Bharadwaj showed how simple it was for an engineering graduate such as himself to rig a voting machine, and challenged scientists to prove him wrong.
AAP convenor Arvind Kejriwal had blamed the party's loss in Punjab to the rigging of voting machines. Bhardwaj, who told the assembly that he had a BTech degree in computer science and that he had worked on microprocessors and micro-controllers, said, "An ordinary engineering graduate like me can manipulate an EVM by working on it for just 10 to 15 days."
Conducting a mock poll on an EVM machine, Bharadwaj demonstrated how despite giving two votes each to various parties, the final count showed that the votes of some parties had been transferred to one party.
He said this was possible with a secret code that is assigned to every constituency. Bhardwaj claimed that before voting begins, the election officials show that everything is done fairly but after 10 am, they activate the code, which ensures that all votes cast thereafter would go to a particular candidate.
"All it takes to rig an EVM is to change the motherboard. All it takes is 90 seconds. It's outrageous," Bhardwaj said, explaining that a 'manipulator' enters the polling booth early into voting and enters a unique secret code that ensures that all votes polled thereafter that would go to a selected candidate.

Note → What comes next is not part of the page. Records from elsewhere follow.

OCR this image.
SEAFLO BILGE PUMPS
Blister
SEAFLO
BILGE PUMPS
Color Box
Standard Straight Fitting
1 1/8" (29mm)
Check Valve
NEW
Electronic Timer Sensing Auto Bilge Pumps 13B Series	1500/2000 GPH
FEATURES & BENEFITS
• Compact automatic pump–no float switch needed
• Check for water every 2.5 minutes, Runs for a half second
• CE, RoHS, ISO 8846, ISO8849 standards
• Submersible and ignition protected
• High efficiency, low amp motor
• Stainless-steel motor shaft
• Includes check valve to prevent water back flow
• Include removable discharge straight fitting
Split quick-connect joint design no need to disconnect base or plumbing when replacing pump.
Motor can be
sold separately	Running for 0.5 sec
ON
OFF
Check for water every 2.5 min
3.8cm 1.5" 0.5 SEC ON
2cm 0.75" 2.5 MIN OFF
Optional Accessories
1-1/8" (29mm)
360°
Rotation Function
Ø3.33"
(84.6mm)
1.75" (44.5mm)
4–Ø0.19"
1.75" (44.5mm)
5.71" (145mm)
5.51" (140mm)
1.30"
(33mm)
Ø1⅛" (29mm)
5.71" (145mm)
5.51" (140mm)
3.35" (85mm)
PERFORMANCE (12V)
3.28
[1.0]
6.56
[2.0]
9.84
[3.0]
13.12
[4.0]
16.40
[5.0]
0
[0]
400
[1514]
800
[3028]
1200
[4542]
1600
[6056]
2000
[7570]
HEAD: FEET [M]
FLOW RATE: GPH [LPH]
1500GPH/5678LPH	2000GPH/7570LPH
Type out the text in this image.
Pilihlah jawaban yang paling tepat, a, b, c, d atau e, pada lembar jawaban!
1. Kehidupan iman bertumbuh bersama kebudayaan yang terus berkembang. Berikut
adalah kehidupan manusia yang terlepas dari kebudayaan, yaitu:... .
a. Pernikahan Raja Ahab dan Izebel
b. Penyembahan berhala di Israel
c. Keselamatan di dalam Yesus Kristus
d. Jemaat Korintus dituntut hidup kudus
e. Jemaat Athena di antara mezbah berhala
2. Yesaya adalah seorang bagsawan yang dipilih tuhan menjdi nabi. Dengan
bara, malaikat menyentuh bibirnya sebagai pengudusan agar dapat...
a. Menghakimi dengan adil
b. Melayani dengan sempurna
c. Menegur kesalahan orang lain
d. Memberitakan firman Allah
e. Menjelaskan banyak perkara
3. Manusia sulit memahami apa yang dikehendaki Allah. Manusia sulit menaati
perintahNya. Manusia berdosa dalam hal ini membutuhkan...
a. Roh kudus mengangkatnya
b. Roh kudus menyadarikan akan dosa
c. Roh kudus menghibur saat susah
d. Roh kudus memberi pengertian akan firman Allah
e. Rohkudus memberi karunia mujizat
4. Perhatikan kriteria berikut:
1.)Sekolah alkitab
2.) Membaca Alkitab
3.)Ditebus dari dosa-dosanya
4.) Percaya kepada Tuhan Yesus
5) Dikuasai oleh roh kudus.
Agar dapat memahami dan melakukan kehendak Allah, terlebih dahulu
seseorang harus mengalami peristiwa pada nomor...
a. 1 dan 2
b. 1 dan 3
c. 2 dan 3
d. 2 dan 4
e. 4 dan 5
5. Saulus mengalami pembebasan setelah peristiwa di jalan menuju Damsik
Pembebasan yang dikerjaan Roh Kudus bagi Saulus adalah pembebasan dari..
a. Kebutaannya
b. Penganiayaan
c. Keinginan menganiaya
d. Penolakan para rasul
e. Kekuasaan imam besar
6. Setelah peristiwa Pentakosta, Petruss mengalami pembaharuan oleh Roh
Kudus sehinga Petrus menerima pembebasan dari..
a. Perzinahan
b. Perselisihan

The Election Commission has been claiming that EVMs are tamper-proof and had challenged that it be proven otherwise by parties making allegations about rigging.
Bahujan Samaj Party supremo Mayawati had also claimed that the Bharatiya Janata Party's (BJP) resounding victory in Uttar Pradesh was gained by tampering with EVMs.
She had pointed to the BJP's vote share in Muslim majority areas to substantiate her argument that that it would not have been possible for the saffron party to get that many votes in those areas, if not for EVM fraud.